Numerical analysis of a baryon and its dilatation modes in holographic QCD

TL;DR

This paper models baryons in holographic QCD as vortex solutions in a reduced Abelian Higgs theory, numerically analyzing their size oscillations and identifying the Roper resonance as a dilatation mode.

Contribution

It introduces a novel vortex-based description of baryons in holographic QCD and numerically computes their dilatation modes, linking them to observed nucleon excitations.

Findings

Baryons are described as Abrikosov vortices in a reduced 2D theory.

The lowest dilatation mode energy is 577 MeV.

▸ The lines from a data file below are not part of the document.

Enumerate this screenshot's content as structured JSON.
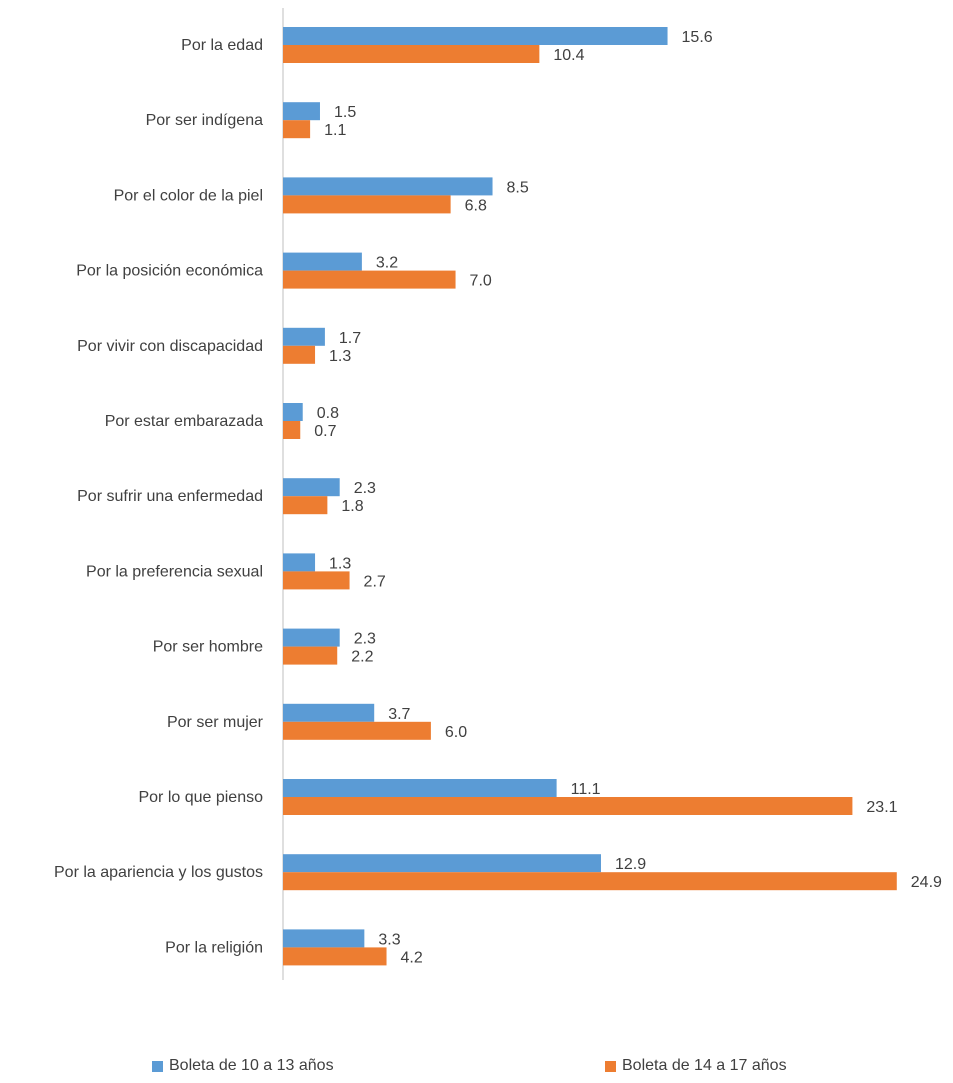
{
  "chart_data": {
    "type": "bar",
    "orientation": "horizontal",
    "categories": [
      "Por la edad",
      "Por ser indígena",
      "Por el color de la piel",
      "Por la posición económica",
      "Por vivir con discapacidad",
      "Por estar embarazada",
      "Por sufrir una enfermedad",
      "Por la preferencia sexual",
      "Por ser hombre",
      "Por ser mujer",
      "Por lo que pienso",
      "Por la apariencia y los gustos",
      "Por la religión"
    ],
    "series": [
      {
        "name": "Boleta de 10 a 13 años",
        "color": "#5B9BD5",
        "values": [
          15.6,
          1.5,
          8.5,
          3.2,
          1.7,
          0.8,
          2.3,
          1.3,
          2.3,
          3.7,
          11.1,
          12.9,
          3.3
        ],
        "labels": [
          "15.6",
          "1.5",
          "8.5",
          "3.2",
          "1.7",
          "0.8",
          "2.3",
          "1.3",
          "2.3",
          "3.7",
          "11.1",
          "12.9",
          "3.3"
        ]
      },
      {
        "name": "Boleta de 14 a 17 años",
        "color": "#ED7D31",
        "values": [
          10.4,
          1.1,
          6.8,
          7.0,
          1.3,
          0.7,
          1.8,
          2.7,
          2.2,
          6.0,
          23.1,
          24.9,
          4.2
        ],
        "labels": [
          "10.4",
          "1.1",
          "6.8",
          "7.0",
          "1.3",
          "0.7",
          "1.8",
          "2.7",
          "2.2",
          "6.0",
          "23.1",
          "24.9",
          "4.2"
        ]
      }
    ],
    "title": "",
    "xlabel": "",
    "ylabel": "",
    "xlim": [
      0,
      25
    ],
    "grid": false,
    "legend_position": "bottom"
  }
}
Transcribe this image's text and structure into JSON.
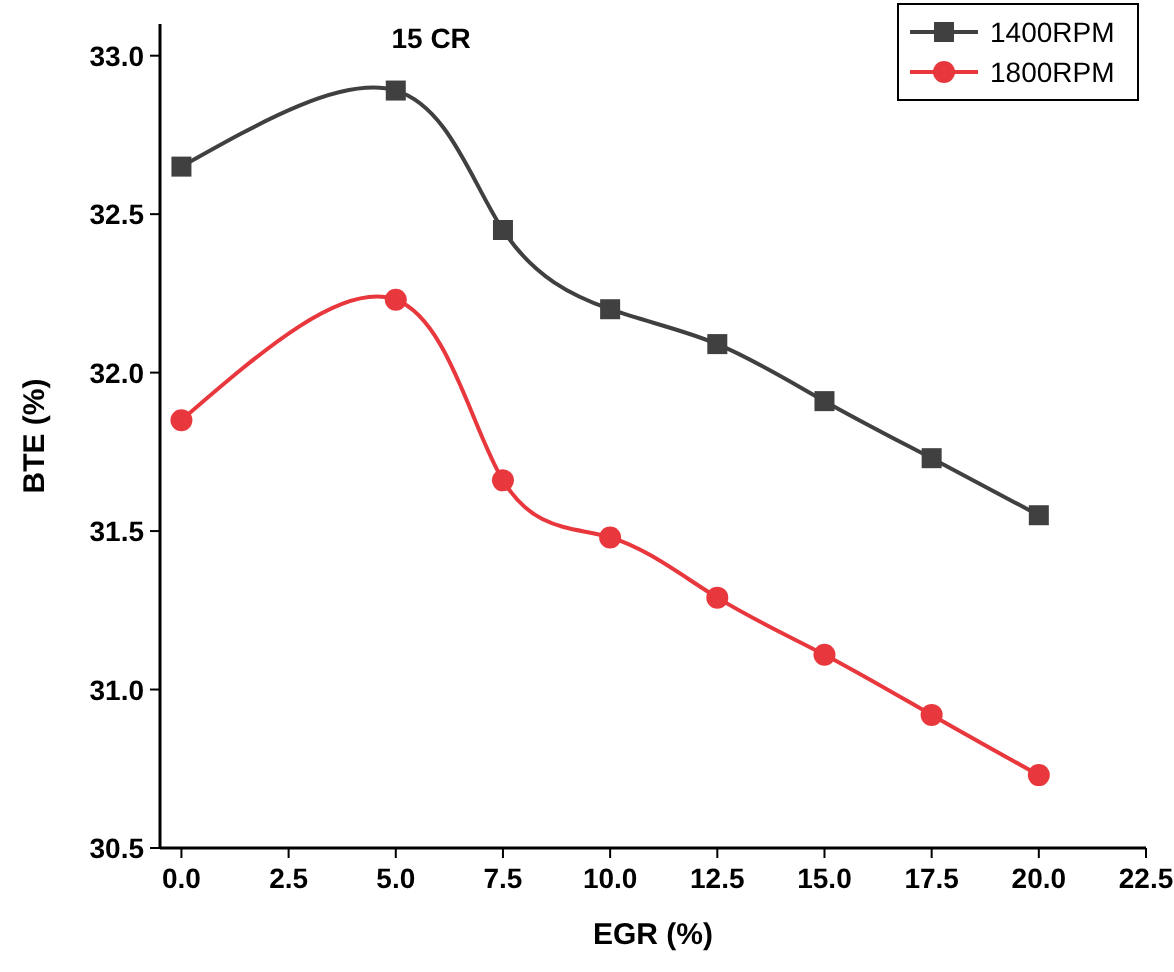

The Roper resonance N*(1440) is identified as a baryon dilatation mode.

Abstract

We investigate a baryon and its dilatation modes in holographic QCD based on the Sakai-Sugimoto model, which is expressed as a 1+4 dimensional U($N_f$) gauge theory in the flavor space. For spatially rotational symmetric systems, we apply a generalized version of the Witten Ansatz, and reduce 1+4 dimensional holographic QCD into a 1+2 dimensional Abelian Higgs theory in a curved space. In the reduced theory, the holographic baryon is described as a two-dimensional topological object of an Abrikosov vortex. We numerically calculate the baryon solution of holographic QCD using a fine and large lattice with spacing of 0.04 fm and size of 10 fm. Using the relation between the baryon size and the zero-point location of the Higgs field in the description with the Witten Ansatz, we investigate a various-size baryon through this vortex description. As time-dependent size-oscillation modes (dilatation modes) of a baryon, we numerically obtain the lowest excitation energy of 577 MeV and deduce the dilatational excitation of a nucleon to be the Roper resonance N$^*$(1440).